You know much more than I do about all the different characters - I wasn't thinking of all the miraculous cures at all actually. The only one that comes to mind at this moment is the lady Joey meets on holiday in England -is she a writer or a cellist?- who comes to Switzerland for treatment and marries a doctor but it's never really cured as she's always treated as an invalid.

I just disagree that there's an assumption people with disabilities are better off dead - I think it's clear she was talking about people who genuinely have been spared a great deal of suffering and looking at it in the most positive light. People still do it! We have to remember there were more chronic conditions.

Jourdain11 · 22/01/2023 00:22

Phoebe Wychote (the cellist, I believe) has rheumatoid arthritis, I think?

Completely take the point about it being a different world when EBD started the Chalet School, but by the time Jessica Wayne's stepsister is written it must be at least the late 50s and there's very definitely an NHS in England!
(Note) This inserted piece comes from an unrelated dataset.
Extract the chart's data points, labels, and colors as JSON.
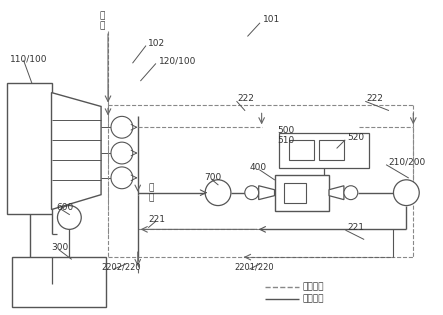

CorporateBull · 22/01/2023 08:51

I think now we realise that joy can be found in even very challenging lives and saying that severely disabled people are better off dead is quite offensive.

Back when EBD was growing up it would have been far more common to lose children especially with illnesses and disabilities and for people to say it was for the best as comfort, if nothing else. I imagine her thinking didn’t move on much from there.

EmpressaurusOfWitchesBackFromTheDead · 22/01/2023 08:55

There’s also a brief, positive reference to Phoebe and her husband adopting two children because she couldn’t have them.

On people being better off dead - I’m suddenly wondering if Jo genuinely believes that, or if it’s just her go-to way of ‘comforting’ bereaved people.

I think that’s her argument every single time, one way or the other, including when it’s someone’s aunt who’s worked incredibly hard all her life to support her niece and died in her 40s or 50s, & Jo says something along the lines of ‘She was worn out and now she can rest.’

I also wonder how she’d have taken it if someone had said that to her when she thought Jack was dead.